The children's perception of the importance of a healthy diet and why it should be adapted was not evaluated in this study, but it is of interest for further studies. It has previously been reported that only 11.3% of the children were concerned about general health, while the majority were concerned about looks and obesity [27].

The majority of children followed the instructions, but personal variations in presentation and reporting cannot be totally excluded. Even if the days reported in the dietary record were representative, the possibility cannot be excluded that certain food intakes were not identified. It is difficult to obtain an exact count of frequency in dietary records and especially at this age. Regarding the beverage and snack questionnaire, the exposure of a food item can be interpreted in different ways by different subjects. Items that were not listed in the questionnaire may have been consumed, as there are a limited number of items. In addition, limitations apply to any self-administered questionnaire and data should be handled with caution.

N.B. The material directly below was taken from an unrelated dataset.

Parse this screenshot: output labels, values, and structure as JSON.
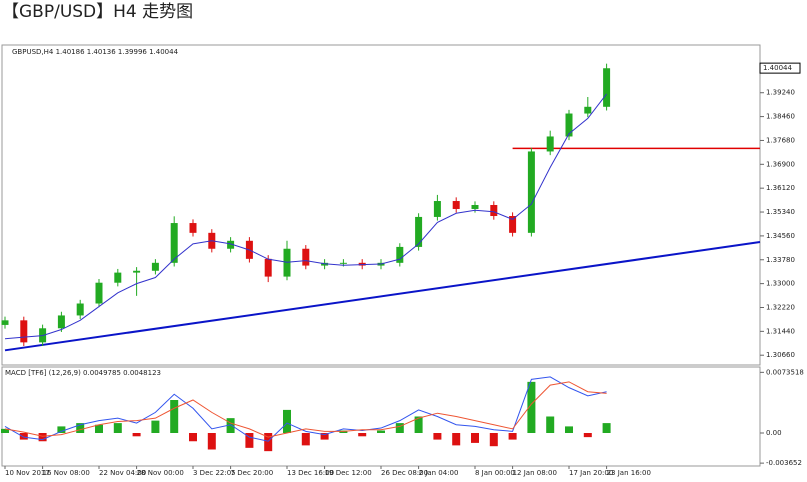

In a step towards a healthier lifestyle, Saudi Arabia banned carbonated drinks from school, but this did not apply to all sweetened beverages [28], as these drinks have been found to be linked to poor dietary choices [26]. In addition, special attention should be paid to children and adolescents, as this is the period in life where rapid growth, maturity, and lifelong habits may develop [17, 44].

5. Conclusions

Dietary habits and especially sweet intake in Saudi children were influenced by the sweet taste perception level, which may in turn have an adverse effect on health. However, no relation was found between the dietary habit and caries or BMI. Therefore, further longitudinal study design is recommended in this regard.

In addition, boys had poor dietary habits in comparison with girls, as well as a higher caries prevalence and BMI. This emphasises the effect of taste sense, as boys showed higher sweet taste perception than girls.

A healthier diet with a low sugar content is therefore of great importance for improved oral and general health. The recommendations are to try and control the food served at schools and public-health attention is needed to target children and adolescents to encourage them to adapt proper dietary habits and a healthier lifestyle. Further studies focusing on an analysis of actual energy intake in the diet are needed.

Acknowledgments

This study was conducted as part of a project supported by a scholarship from the Ministry of Higher Education, Saudi Arabia.

Conflicts of Interest

The authors declare that there are no conflicts of interest regarding the publication of this article.